How to Do Single Leg Balance With Rotation Arm Reach Away From Stance Leg
Each single leg balance with rotation arm reach away from the stance leg should begin with good posture to avoid injury. Brace the spine by drawing your lower abdomen inward. Your core muscles should be activated to support your posture as you perform the exercise.
If any pain is experienced, immediately stop this single leg balance with the rotation arm reaching away from the stance leg.
Beginning Single Leg Balance
1. Maintain a tall posture throughout the exercise while keeping the belly tight by drawing the navel towards the spine.
2. Begin with a thorough warm up before starting this exercise. This engages the sensory system.
Single Leg Balance Movement
1. This exercise involves a single leg balance with a two arm rotational reach away from the stance leg.

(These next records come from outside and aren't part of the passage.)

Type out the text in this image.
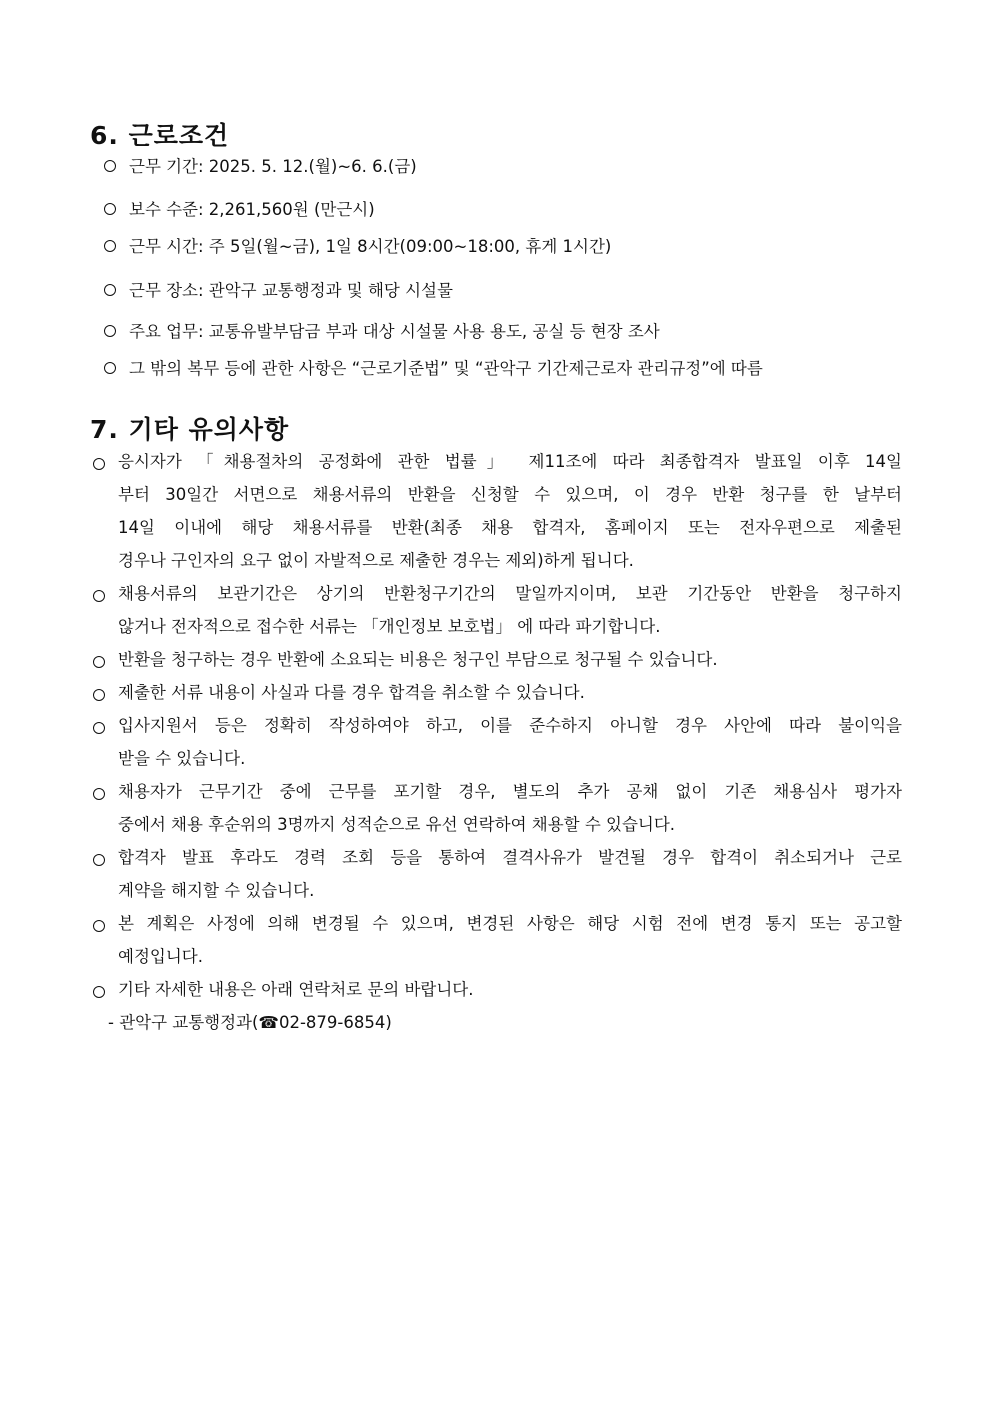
6. 근로조건
근무 기간: 2025. 5. 12.(월)~6. 6.(금)
보수 수준: 2,261,560원 (만근시)
근무 시간: 주 5일(월~금), 1일 8시간(09:00~18:00, 휴게 1시간)
근무 장소: 관악구 교통행정과 및 해당 시설물
주요 업무: 교통유발부담금 부과 대상 시설물 사용 용도, 공실 등 현장 조사
그 밖의 복무 등에 관한 사항은 “근로기준법” 및 “관악구 기간제근로자 관리규정”에 따름
7. 기타 유의사항
응시자가 「채용절차의 공정화에 관한 법률」 제11조에 따라 최종합격자 발표일 이후 14일
부터 30일간 서면으로 채용서류의 반환을 신청할 수 있으며, 이 경우 반환 청구를 한 날부터
14일 이내에 해당 채용서류를 반환(최종 채용 합격자, 홈페이지 또는 전자우편으로 제출된
경우나 구인자의 요구 없이 자발적으로 제출한 경우는 제외)하게 됩니다.
채용서류의 보관기간은 상기의 반환청구기간의 말일까지이며, 보관 기간동안 반환을 청구하지
않거나 전자적으로 접수한 서류는 「개인정보 보호법」 에 따라 파기합니다.
반환을 청구하는 경우 반환에 소요되는 비용은 청구인 부담으로 청구될 수 있습니다.
제출한 서류 내용이 사실과 다를 경우 합격을 취소할 수 있습니다.
입사지원서 등은 정확히 작성하여야 하고, 이를 준수하지 아니할 경우 사안에 따라 불이익을
받을 수 있습니다.
채용자가 근무기간 중에 근무를 포기할 경우, 별도의 추가 공채 없이 기존 채용심사 평가자
중에서 채용 후순위의 3명까지 성적순으로 유선 연락하여 채용할 수 있습니다.
합격자 발표 후라도 경력 조회 등을 통하여 결격사유가 발견될 경우 합격이 취소되거나 근로
계약을 해지할 수 있습니다.
본 계획은 사정에 의해 변경될 수 있으며, 변경된 사항은 해당 시험 전에 변경 통지 또는 공고할
예정입니다.
기타 자세한 내용은 아래 연락처로 문의 바랍니다.
- 관악구 교통행정과(☎02-879-6854)
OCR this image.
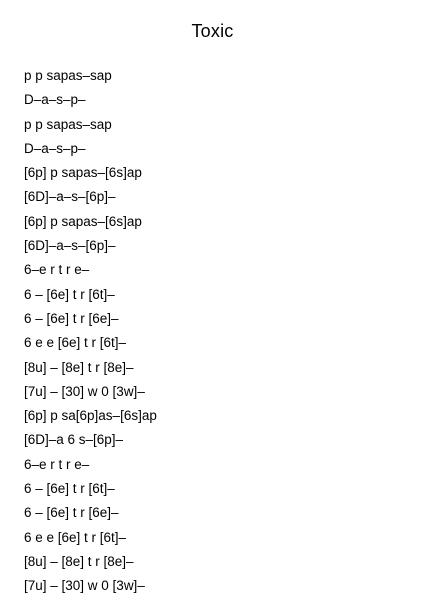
Toxic
p p sapas–sap
D–a–s–p–
p p sapas–sap
D–a–s–p–
[6p] p sapas–[6s]ap
[6D]–a–s–[6p]–
[6p] p sapas–[6s]ap
[6D]–a–s–[6p]–
6–e r t r e–
6 – [6e] t r [6t]–
6 – [6e] t r [6e]–
6 e e [6e] t r [6t]–
[8u] – [8e] t r [8e]–
[7u] – [30] w 0 [3w]–
[6p] p sa[6p]as–[6s]ap
[6D]–a 6 s–[6p]–
6–e r t r e–
6 – [6e] t r [6t]–
6 – [6e] t r [6e]–
6 e e [6e] t r [6t]–
[8u] – [8e] t r [8e]–
[7u] – [30] w 0 [3w]–
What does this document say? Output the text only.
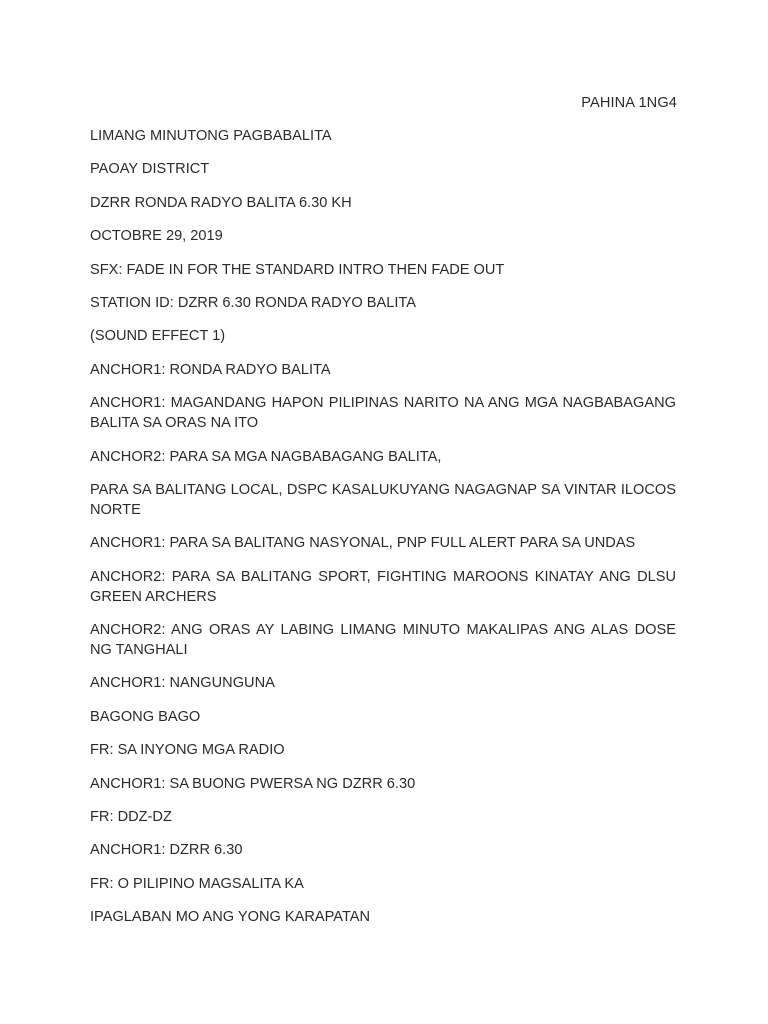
PAHINA 1NG4

LIMANG MINUTONG PAGBABALITA

PAOAY DISTRICT

DZRR RONDA RADYO BALITA 6.30 KH

OCTOBRE 29, 2019

SFX: FADE IN FOR THE STANDARD INTRO THEN FADE OUT

STATION ID: DZRR 6.30 RONDA RADYO BALITA

(SOUND EFFECT 1)

ANCHOR1: RONDA RADYO BALITA

ANCHOR1: MAGANDANG HAPON PILIPINAS NARITO NA ANG MGA NAGBABAGANG BALITA SA ORAS NA ITO

ANCHOR2: PARA SA MGA NAGBABAGANG BALITA,

PARA SA BALITANG LOCAL, DSPC KASALUKUYANG NAGAGNAP SA VINTAR ILOCOS NORTE

ANCHOR1: PARA SA BALITANG NASYONAL, PNP FULL ALERT PARA SA UNDAS

ANCHOR2: PARA SA BALITANG SPORT, FIGHTING MAROONS KINATAY ANG DLSU GREEN ARCHERS

ANCHOR2: ANG ORAS AY LABING LIMANG MINUTO MAKALIPAS ANG ALAS DOSE NG TANGHALI

ANCHOR1: NANGUNGUNA

BAGONG BAGO

FR: SA INYONG MGA RADIO

ANCHOR1: SA BUONG PWERSA NG DZRR 6.30

FR: DDZ-DZ

ANCHOR1: DZRR 6.30

FR: O PILIPINO MAGSALITA KA

IPAGLABAN MO ANG YONG KARAPATAN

2. Start by standing on one leg, with the knee slightly bent (to about 20 degrees).
3. Extend the arms straight out in front of the chest.
4. Rotate the arms in a direction away from the stance leg, keeping them at chest height - as shown.
5. Return to the starting position.
Single Leg Balance Benefits
Single-leg exercises help us improve our balance and spatial awareness. An option for those suffering from back pain. Because the overall loads are typically lower than in bilateral lifts, single-leg exercises allow you to target the legs with significantly less force on the spine.